Legacy is happy to have a local guest blogger this month, Dr. Sarah Atkinson!   


As every parent knows all too well, the childhood and teen years may be fraught with drama. The stresses of school, social and home lives, sports and other activities are challenging for both children and their families.

A child’s mood can change from moment to moment, and her stressors can lead to sadness, anger, withdrawal, irritability, outbursts and more. These reactions might lead you and your child to conclude that he or she is depressed.

But is it really depression?

Childhood depression is every bit as real and serious an illness as is adult depression; in fact, many adults who suffer from depression first had symptoms as children or teens. But there is a difference between clinical depression (also called major depressive disorder – MDD – or major depression) and just the everyday “blues.” And since children aren’t always able to identify or describe their symptoms as clearly as adults can – or might not want to talk about them at all – it is important to know when to just keep a watchful parent’s eye, and when to speak to the pediatrician.

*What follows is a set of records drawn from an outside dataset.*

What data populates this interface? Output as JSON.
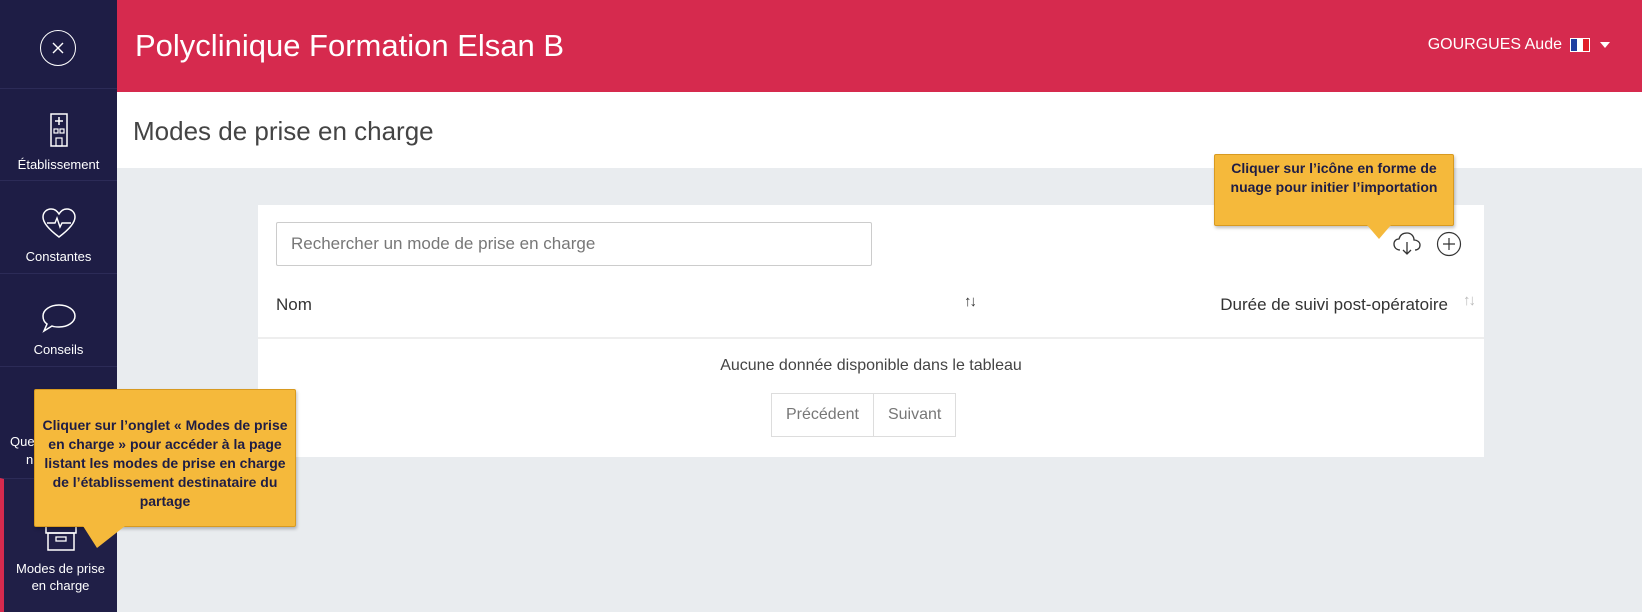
{
  "header": {
    "app_title": "Polyclinique Formation Elsan B",
    "user_name": "GOURGUES Aude",
    "flag_colors": [
      "#1f3fa0",
      "#ffffff",
      "#e0202a"
    ]
  },
  "sidebar": {
    "items": [
      {
        "label": "Établissement",
        "icon": "building-icon"
      },
      {
        "label": "Constantes",
        "icon": "heartbeat-icon"
      },
      {
        "label": "Conseils",
        "icon": "speech-bubble-icon"
      },
      {
        "label": "Qu",
        "icon": "questionnaire-icon"
      },
      {
        "label": "Modes de prise en charge",
        "icon": "archive-box-icon"
      }
    ],
    "partial_labels": [
      "Que",
      "n"
    ]
  },
  "page": {
    "title": "Modes de prise en charge"
  },
  "table": {
    "search_placeholder": "Rechercher un mode de prise en charge",
    "columns": [
      "Nom",
      "Durée de suivi post-opératoire"
    ],
    "empty_message": "Aucune donnée disponible dans le tableau",
    "prev_label": "Précédent",
    "next_label": "Suivant"
  },
  "tooltips": {
    "cloud": "Cliquer sur l’icône en forme de nuage pour initier l’importation",
    "sidebar": "Cliquer sur l’onglet « Modes de prise en charge » pour accéder à la page listant les modes de prise en charge de l’établissement destinataire du partage"
  },
  "colors": {
    "header_bg": "#d62a4e",
    "sidebar_bg": "#1e1d45",
    "tooltip_bg": "#f5b93b"
  }
}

Though statistics on childhood depression are difficult to establish, the Centers for Disease Control (CDC) estimates that in any given year, just under 3% of children ages 8 to 15 will suffer from major depression. So, the odds are that your sad child is just that… sad. True depression is distinguished from normal sadness in that it typically interferes with daily life or activities for extended periods of time (typically two weeks or more).

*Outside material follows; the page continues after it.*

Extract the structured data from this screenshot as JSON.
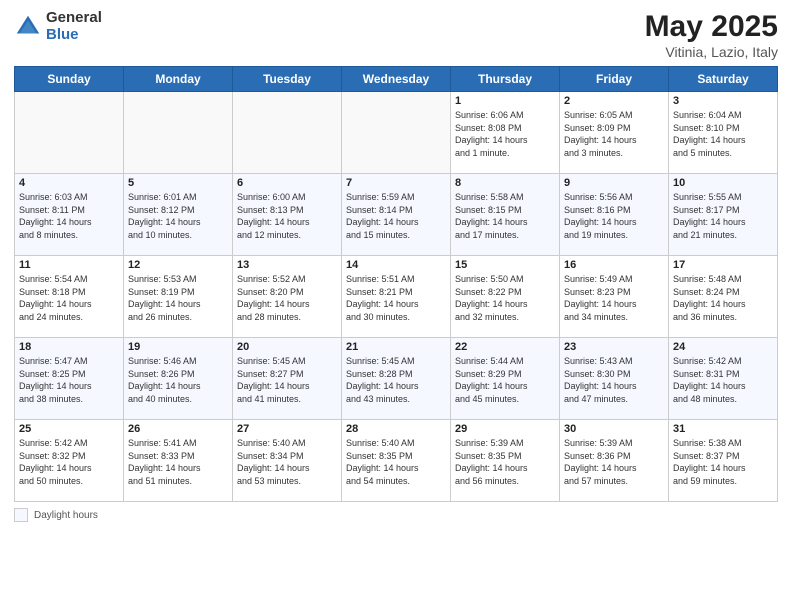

There is also a distinction between clinical depression and a “life-situational” depression. A breakup with a best friend, or boyfriend or girlfriend, may well induce behavioral and mood changes, and this is entirely normal. Developmentally, children and adolescents need to experience expectable life events – including unwelcome and unpleasant ones – and learn to manage the turbulence of life. But it’s cause for more concern if your child appears sad, blue or down for several days, or is no longer as interested in friends, activities, or school work and there is no clear reason you can identify.

Moody Child

In young people, clinical depression may be evidenced by:

  • Prolonged sadness, anxiousness, irritability, crying spells
  • Loss of interest or pleasure in hobbies and activities, social withdrawal
  • Decreased energy, fatigue, moving or talking more slowly
  • Feeling restless or having trouble sitting still
  • Difficulty concentrating, remembering, or doing school work
  • Changes in grades, attendance or behavior in school
  • Difficulty sleeping, early-morning awakening, or oversleeping
  • Appetite and/or weight changes
  • Aches or pains, headaches, cramps, or digestive problems without a clear physical cause and/or that do not ease even with treatment
  • Of course, talk of death or suicide, or suicide attempts, call for immediate action.

If your child exhibits any of these behaviors or symptoms, have a talk with your pediatric provider. They can help determine whether additional evaluation and care is appropriate, and discuss options such as counseling or medication. There are many excellent and effective therapies available, and the treatment outlook for children with depression is generally very good.

Your child’s pediatrician or mental health provider might also speak to you about clinical trials, such as those we conduct at Finger Lakes Clinical Research. Clinical trials, or studies, are closely-regulated and monitored research protocols used to develop and understand new therapies. Certain, carefully-screened children, might qualify to participate in a clinical trial and have the opportunity to try new treatments.

Kids are kids, and chances are that your child’s moods are just a normal part of growing up, needing only your good, loving and patient parenting – whether that means giving attention (or space), offering understanding, or perhaps exercising a little discipline. But knowing what to listen and watch for in your child’s words and behavior will help you know when he or she needs something more.

SarahDr. Atkinson is a Board Certified psychiatrist and the Director and Principal Investigator at Finger Lakes Clinical Research (FLCR). She has conducted close to one-hundred clinical trials, primarily in pediatric and adult central nervous system disorders, including: major depression, ADHD, schizophrenia, bipolar disorder and anxiety, among others.